X-ray spectroscopy of exotic atoms allows the determination of the mass of short-lived negatively charged unstable particle like muons, pions, or kaons from the energies of characteristic X-ray radiation. Pions are captured by the target atoms in a highly excited state and a de-excitation cascade takes place accompanied by Auger and radiative emission. Auger emission is dominant at the beginning of the cascade process, with the shell by shell ejection of the electrons, when the X-ray emission take place mainly for lower level de-excitation. The mass of the pion is extracted by the accurate measurement of X-ray photons corresponding to transitions between levels neither affected by strong-interaction effects nor by remaining electrons. The best conditions are found in the medium part of medium Z atoms which corresponds to the few keV range for X-ray transitions.

The actual reference value of the pion mass from the Particle Data Group has an accuracy of 2.5 parts per million (ppm) and is based on two high-accuracy crystal spectroscopy of pionic magnesium and pionic nitrogen. In the case the $\pi$Mg, the use of a solid target induces a continuous electron refilling during the de-excitation cascade and an assumption on the number of remaining electrons has to be done to extract the pion mass value from the $(4f-3d)$ transition energy measurement. This is not the case when a gaseous target is used as in the measurement of $\pi$N atoms where the $(5g-4f)$ energy transition was measured with respect to Cu~K$\alpha$ fluorescence radiation. In this case, the accuracy was limited by the complex structure of the broad copper calibration line.

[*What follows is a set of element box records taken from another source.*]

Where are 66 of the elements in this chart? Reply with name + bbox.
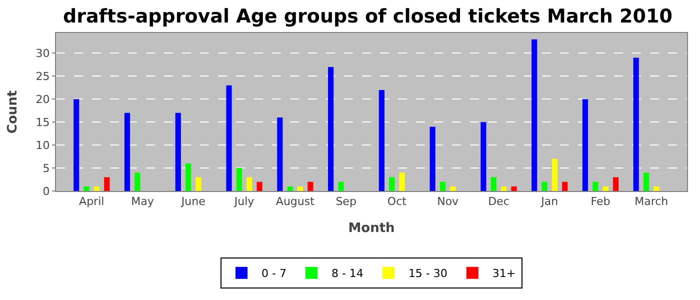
bar bbox=[643, 172, 650, 191]
bar bbox=[236, 168, 242, 191]
bar bbox=[542, 182, 548, 191]
bar bbox=[328, 66, 334, 191]
bar bbox=[84, 186, 90, 191]
bar bbox=[399, 172, 405, 191]
bar bbox=[532, 39, 538, 191]
legend-label: 15 - 30 bbox=[408, 267, 448, 280]
bar bbox=[511, 186, 517, 191]
bar bbox=[430, 126, 436, 191]
x-tick-label: March bbox=[634, 195, 668, 208]
x-tick-label: Oct bbox=[387, 195, 408, 208]
bar bbox=[124, 112, 130, 191]
bar bbox=[592, 182, 598, 191]
bar bbox=[226, 85, 232, 191]
legend-label: 8 - 14 bbox=[331, 267, 364, 280]
x-tick-label: Nov bbox=[437, 195, 460, 208]
bar bbox=[552, 158, 558, 191]
y-tick-label: 10 bbox=[36, 138, 50, 152]
bar bbox=[94, 186, 100, 191]
legend-label: 31+ bbox=[492, 267, 516, 280]
y-tick-label: 0 bbox=[42, 184, 50, 198]
bar bbox=[104, 177, 110, 191]
bar bbox=[297, 186, 304, 191]
bar bbox=[246, 177, 252, 191]
x-tick-label: June bbox=[180, 195, 206, 208]
bar bbox=[389, 177, 395, 191]
y-tick-label: 30 bbox=[36, 47, 50, 60]
bar bbox=[175, 112, 181, 191]
bar bbox=[490, 177, 496, 191]
x-tick-label: April bbox=[79, 195, 104, 208]
bar bbox=[74, 99, 80, 191]
x-tick-label: Dec bbox=[488, 195, 510, 208]
x-tick-label: Jan bbox=[540, 195, 558, 208]
bar bbox=[308, 182, 314, 191]
bar bbox=[562, 182, 568, 191]
bar bbox=[134, 172, 140, 191]
y-tick-label: 25 bbox=[36, 70, 50, 84]
bar bbox=[633, 58, 639, 191]
x-tick-label: August bbox=[276, 195, 316, 208]
bar bbox=[582, 99, 588, 191]
x-tick-label: Sep bbox=[336, 195, 356, 208]
bar bbox=[256, 182, 262, 191]
x-tick-label: Feb bbox=[590, 195, 610, 208]
legend-label: 0 - 7 bbox=[262, 267, 286, 280]
bar bbox=[440, 182, 446, 191]
bar bbox=[186, 163, 192, 191]
bar bbox=[338, 182, 344, 191]
x-axis-title: Month bbox=[348, 220, 395, 236]
bar bbox=[196, 177, 202, 191]
bar bbox=[501, 186, 507, 191]
bar bbox=[654, 186, 660, 191]
bar bbox=[480, 122, 486, 191]
y-tick-label: 5 bbox=[42, 162, 50, 175]
bar bbox=[287, 186, 293, 191]
y-tick-label: 15 bbox=[36, 116, 50, 129]
bar bbox=[612, 177, 619, 191]
bar bbox=[602, 186, 608, 191]
bar bbox=[378, 90, 384, 191]
y-tick-label: 20 bbox=[36, 92, 50, 106]
y-axis-title: Count bbox=[6, 90, 21, 134]
bar bbox=[277, 118, 283, 191]
bar bbox=[450, 186, 456, 191]
x-tick-label: July bbox=[233, 195, 255, 208]
x-tick-label: May bbox=[131, 195, 154, 208]
chart-title: drafts-approval Age groups of closed tickets March 2010 bbox=[63, 5, 672, 28]
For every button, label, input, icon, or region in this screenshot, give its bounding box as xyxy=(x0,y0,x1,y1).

Here we present a new experiment performed at the Paul Scherrer Institut that resumes the strategy of the gas target measuring the $\pi$N $(5g-4f)$ transition but exploiting the almost coinciding narrower $\mu$O $(5g-4f)$ transition as reference. With an uncertainty of 0.033ppm, the mass of the muon provides a very high accuracy of the reference energy (1 meV). The $\pi$N and $\mu$O transitions are measured simultaneously with a Johann-type spectrometer equipped with a spherically bent Si(220) crystal and a dedicated array of 6 x-ray CCDs. The simultaneous measurement minimizes possible systematic shifts during the unavoidably long measuring periods.